Florida press secretary says WaPo reporter who doxxed Libs of Tik Tok showed 'sociopathic behavior'

"It is bullying, and I do not trust that a newspaper that elevates this sociopathic behavior will cover me fairly," Pushaw told the Washington Post.

Libby Emmons Brooklyn NY

After Libs of Tik Tok was doxxed, and her family harassed, by the Washington Post's crybully tech reporter Taylor Lorenz, who performatively cried on TV over mean tweets, the paper is coming for Florida Press Secretary Christina Pushaw.

Pushaw shared an email she received from the WaPo's Paul Farhi, asking to interview Pushaw for a "profile/feature story" about the press secretary. In response, Pushaw, in short, said no.

"Earlier this week," she said, "a columnist who works for your paper reached out to me claiming to be a 'reporter,' gave me a one-hour deadline to respond to her assertions about me – for a piece she had already been writing for days, and tweeted the falsehood that press secretaries craft legislation. And tehse are the least of my complaints about the Washington Post's hit piece on Chaya Raichik."

"Most troubling," she went on, "was the paper's statement yesterday afternoon, defending the smear and telling an easily refuted lie." Pushaw linked the statement, which read:

"Taylor Lorenz is an accomplished and diligent journalist whose reporting methods comport entirely with The Washington Post's professional standards. Chaya Raichik, in her management of the Libs of Tik Tok account and in media interviews, has had significant impact on public discourse and her identity has become public knowledge on social media. We did not public or link to any details about her personal life."

Pushaw told Farhi that the Washington Post lied in that statement, because the article penned by Lorenz "did provide a link to Raichik's real estate license, which included her address."

"Your paper later removed the link," she wrote, "but did not issue any apology or correction. This put Raichik in danger, and it is appalling that a columnist who has been so outspoken about the harms of online harassment and doxing would do the same thing to a woman she disagrees with on politics. It is unconscionable that the Washington Post condones this.

"The purpose of journalism," Pushaw continued, " is to hold the powerful accountable. Wielding the power of a national newspaper to intimidate a private citizen for the thoughtcrime of reposting TikTok videos, that liberal creators posted publicly, is not journalism.
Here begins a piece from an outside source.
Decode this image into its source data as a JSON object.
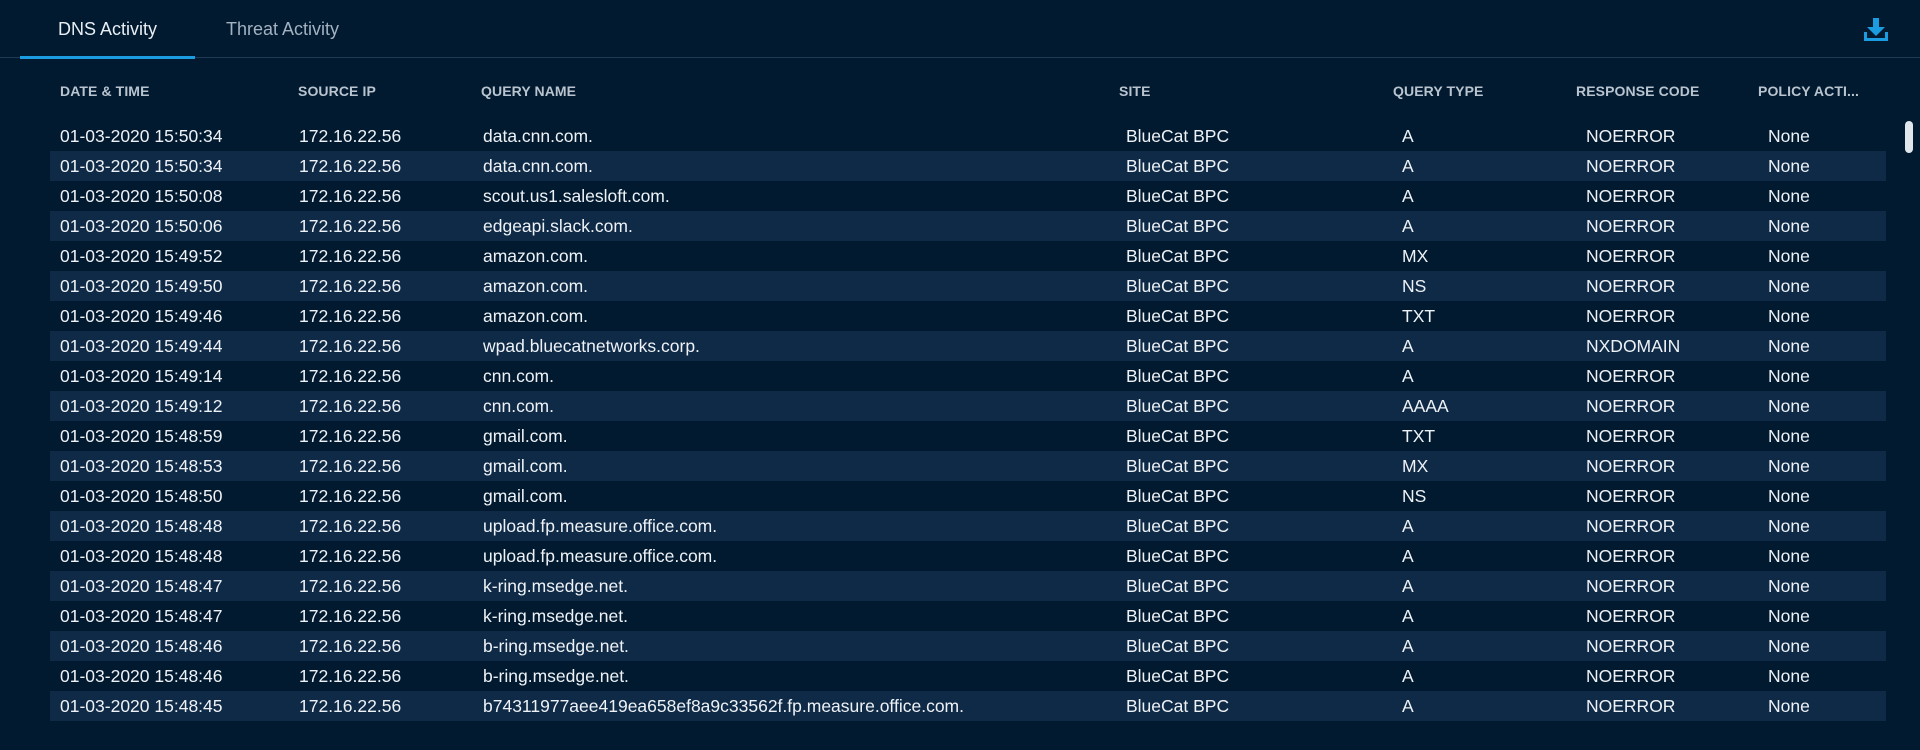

It is bullying, and I do not trust that a newspaper that elevates this sociopathic behavior will cover me fairly.

"This is not personal – I do not know you and have only heard positive things about your," Pushaw said of Farhi. "But I do know the Washington Post. Thanks for your understanding."

In closing, Pushaw warned the journalist, and the paper, away from visiting either Pushaw or her family at their homes, saying "By the way, I want to be very clear: Neither you not your colleagues are welcome to visit my home or the homes of my relatives. Harassment is harassment, even if it's ostensibly done in the name of 'reporting.'"

Lorenz exposed Libs of Tik Tok, an anonymous account that simply reposts videos from Tik Tok and other social media sites of liberals, leftist and progressives publicly sharing their views. These views are often very bizarre to mainstream and conservative Americans, as they show teachers "coming out" to their students or discussing how they intend to encourage their students to come out to them and to keep the information from parents.

The account has also exposed professors who claim that there's no issue in adults have sexual "relationships" with children and teens, which most people, and the law, would classify as rape.

Lorenz claimed that the account targeted LGBTQ+ persons, though instead of targeting those accounts, it boosted them to a broader public audience.